My eighth year east, I sunk into despair at 28, recalling Didion’s depression at that age. Dumped by the Dylan biographer I’d moved in with, I sublet part of a Flower District loft. Awakened by noise at 3 a.m., I turned on the light to discover a rat eating the Saran Wrap off popcorn on the counter. Horrified, I called Gary, now an L.A. filmmaker. He stayed on the phone until dawn, joking he’d extend his “weirdness offer.” I hoped Gary would sweep me off to sanity and sunshine, the way Didion chronicled her rescue by John Gregory Dunne.
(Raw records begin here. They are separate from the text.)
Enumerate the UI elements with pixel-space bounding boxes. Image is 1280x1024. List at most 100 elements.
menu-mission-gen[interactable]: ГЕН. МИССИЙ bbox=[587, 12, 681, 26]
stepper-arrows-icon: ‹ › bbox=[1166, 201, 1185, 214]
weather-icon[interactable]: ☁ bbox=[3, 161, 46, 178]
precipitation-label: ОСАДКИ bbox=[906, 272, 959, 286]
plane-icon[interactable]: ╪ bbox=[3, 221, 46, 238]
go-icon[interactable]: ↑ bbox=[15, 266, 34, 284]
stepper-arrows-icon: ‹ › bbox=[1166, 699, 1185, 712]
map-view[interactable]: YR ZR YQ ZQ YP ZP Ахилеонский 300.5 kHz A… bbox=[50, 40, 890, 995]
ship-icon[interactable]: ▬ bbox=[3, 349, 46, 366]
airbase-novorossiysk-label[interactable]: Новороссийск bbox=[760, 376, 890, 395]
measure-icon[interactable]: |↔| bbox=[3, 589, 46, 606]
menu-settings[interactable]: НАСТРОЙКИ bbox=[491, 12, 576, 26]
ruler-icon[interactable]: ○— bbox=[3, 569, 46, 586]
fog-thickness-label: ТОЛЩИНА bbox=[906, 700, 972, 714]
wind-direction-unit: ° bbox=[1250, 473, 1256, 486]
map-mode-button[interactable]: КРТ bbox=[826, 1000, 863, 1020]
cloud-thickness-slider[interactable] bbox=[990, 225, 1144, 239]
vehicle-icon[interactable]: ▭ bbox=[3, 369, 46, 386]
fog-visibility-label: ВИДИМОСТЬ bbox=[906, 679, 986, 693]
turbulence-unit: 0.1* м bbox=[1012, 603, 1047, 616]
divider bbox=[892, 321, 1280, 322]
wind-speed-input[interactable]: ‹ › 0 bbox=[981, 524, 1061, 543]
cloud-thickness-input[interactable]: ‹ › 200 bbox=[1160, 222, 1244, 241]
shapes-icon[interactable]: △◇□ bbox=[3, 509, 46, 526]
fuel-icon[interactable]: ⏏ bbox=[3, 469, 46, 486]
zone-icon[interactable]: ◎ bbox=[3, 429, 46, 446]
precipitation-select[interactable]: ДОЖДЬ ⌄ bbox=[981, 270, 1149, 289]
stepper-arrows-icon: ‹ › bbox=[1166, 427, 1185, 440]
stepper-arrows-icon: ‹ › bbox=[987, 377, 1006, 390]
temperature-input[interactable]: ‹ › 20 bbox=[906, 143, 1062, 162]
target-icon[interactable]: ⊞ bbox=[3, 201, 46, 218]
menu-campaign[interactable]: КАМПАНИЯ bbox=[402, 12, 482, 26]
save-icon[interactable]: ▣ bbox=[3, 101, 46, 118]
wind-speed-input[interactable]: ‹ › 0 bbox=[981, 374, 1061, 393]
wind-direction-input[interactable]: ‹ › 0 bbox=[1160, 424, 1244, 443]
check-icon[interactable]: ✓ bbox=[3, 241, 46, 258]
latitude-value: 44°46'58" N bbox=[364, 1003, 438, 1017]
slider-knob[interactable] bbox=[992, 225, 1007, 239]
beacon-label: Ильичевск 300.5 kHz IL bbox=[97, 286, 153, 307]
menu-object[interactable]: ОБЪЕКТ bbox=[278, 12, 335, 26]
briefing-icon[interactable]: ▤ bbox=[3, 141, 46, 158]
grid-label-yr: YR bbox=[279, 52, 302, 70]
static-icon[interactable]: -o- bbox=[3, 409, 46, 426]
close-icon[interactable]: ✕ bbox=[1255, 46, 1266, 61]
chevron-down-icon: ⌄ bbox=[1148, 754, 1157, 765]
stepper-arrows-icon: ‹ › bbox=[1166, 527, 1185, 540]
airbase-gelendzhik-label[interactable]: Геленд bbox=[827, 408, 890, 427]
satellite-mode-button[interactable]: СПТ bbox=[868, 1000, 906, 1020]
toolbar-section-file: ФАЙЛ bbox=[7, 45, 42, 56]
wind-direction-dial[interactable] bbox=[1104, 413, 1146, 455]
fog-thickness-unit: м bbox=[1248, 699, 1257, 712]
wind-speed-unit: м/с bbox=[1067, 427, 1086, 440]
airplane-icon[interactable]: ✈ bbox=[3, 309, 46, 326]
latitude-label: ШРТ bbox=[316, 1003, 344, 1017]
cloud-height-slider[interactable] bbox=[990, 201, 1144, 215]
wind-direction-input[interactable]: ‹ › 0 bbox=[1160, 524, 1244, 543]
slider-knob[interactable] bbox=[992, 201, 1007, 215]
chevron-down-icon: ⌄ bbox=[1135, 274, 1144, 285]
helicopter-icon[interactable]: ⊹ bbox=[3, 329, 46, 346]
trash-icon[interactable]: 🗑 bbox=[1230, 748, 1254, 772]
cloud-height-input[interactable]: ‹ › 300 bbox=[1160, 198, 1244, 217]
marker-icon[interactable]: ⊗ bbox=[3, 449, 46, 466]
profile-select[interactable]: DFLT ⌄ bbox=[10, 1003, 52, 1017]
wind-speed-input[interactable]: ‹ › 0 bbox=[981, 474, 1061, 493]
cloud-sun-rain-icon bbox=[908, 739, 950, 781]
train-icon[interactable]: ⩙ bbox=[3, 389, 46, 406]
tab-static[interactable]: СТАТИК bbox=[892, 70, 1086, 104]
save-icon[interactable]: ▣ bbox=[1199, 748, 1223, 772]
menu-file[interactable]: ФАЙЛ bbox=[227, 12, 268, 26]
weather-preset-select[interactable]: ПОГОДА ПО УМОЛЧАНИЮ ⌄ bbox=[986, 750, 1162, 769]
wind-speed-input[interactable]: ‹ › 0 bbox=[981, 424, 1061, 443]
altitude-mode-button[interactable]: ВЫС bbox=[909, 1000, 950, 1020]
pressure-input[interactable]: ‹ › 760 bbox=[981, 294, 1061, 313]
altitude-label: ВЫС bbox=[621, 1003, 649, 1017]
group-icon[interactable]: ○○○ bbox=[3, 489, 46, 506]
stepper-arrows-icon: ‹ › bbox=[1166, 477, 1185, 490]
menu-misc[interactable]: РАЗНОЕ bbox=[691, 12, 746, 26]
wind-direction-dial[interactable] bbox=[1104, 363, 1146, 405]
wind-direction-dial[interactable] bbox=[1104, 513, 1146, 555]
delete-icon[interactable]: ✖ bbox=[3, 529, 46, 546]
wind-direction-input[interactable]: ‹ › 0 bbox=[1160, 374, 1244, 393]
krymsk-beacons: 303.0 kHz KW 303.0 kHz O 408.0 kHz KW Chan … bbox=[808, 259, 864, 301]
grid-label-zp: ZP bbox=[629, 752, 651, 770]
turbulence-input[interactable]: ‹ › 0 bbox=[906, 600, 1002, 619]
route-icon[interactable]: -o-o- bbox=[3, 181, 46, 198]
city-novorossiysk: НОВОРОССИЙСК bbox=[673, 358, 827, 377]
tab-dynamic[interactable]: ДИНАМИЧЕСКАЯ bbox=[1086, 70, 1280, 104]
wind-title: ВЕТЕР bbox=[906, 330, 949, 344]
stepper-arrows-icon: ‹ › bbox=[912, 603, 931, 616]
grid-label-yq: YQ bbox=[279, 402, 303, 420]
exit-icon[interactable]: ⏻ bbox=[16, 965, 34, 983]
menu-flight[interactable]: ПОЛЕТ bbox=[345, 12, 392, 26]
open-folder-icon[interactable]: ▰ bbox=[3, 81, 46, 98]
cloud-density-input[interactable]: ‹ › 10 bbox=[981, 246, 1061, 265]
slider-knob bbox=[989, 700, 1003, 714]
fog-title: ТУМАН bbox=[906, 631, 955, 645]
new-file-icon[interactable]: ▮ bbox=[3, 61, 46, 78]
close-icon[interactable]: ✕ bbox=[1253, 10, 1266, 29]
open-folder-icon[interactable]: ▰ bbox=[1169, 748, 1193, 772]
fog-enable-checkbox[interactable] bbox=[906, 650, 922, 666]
That didn’t happen. So I took notes on my romantic rejections (which would eventually form my first book) while juggling babysitting, proofreading, transcription. “You’re freelance everything,” my mother complained.
At 35, I wedded my own brilliant older screenwriter (who — weirdly — shared Gary’s last name). We flirted with bicoastal living in Didion’s L.A. playground, but borrowed the down payment for a two bedroom, two bath in Greenwich Village.
Around my 20-year New York anniversary, at a dinner party, a playwright pal introduced her Great Neck guest. “Three kids in the burbs,” the playwright whispered. “Lisa’s husband made a mint selling his copy place.” She mentioned its unusual name.
“My first NYU roommate worked there,” I recalled. “Redheaded actress.”
The hostess’s Lisa was my first roommate in Gotham. I planned to confront Lisa on her rudeness years before, about to spill my sordid memory to this 40-ish pastel-clad mommy I wouldn’t have recognized.
“Gosh, you’re the Sue I keep hearing about? I love your work,” Lisa said. She eyeballed my tight black Levis, black cashmere sweater, black cowboy boots. “You look great. You’re still downtown? Man, I miss the Village. I gave up acting. But you really made it.”
Had I? For the first time I thought: Wow. Maybe this was making it.
Staring at Lisa now, I told her, “Small world. So nice to see you again,” deciding to be classy (and saving the tacky story of Zero to spill later).
I recalled Lisa and Zero shaking my resolve on the eve of my new life. Yet I never gave up hoping the city would return my affection. Neither did Didion, who — in a magical moment at a recent award ceremony — touched my hand when I complimented her latest memoir. She’d actually returned to Manhattan in her 50s, betraying her famous claim that New York was just for the youthful. I found it to be the opposite: a crazy luminous kingdom, conquered only with perseverance. Dismayed my students don’t know her work, I assign her essay, constantly quoting her warning that “a writer’s always selling someone out.”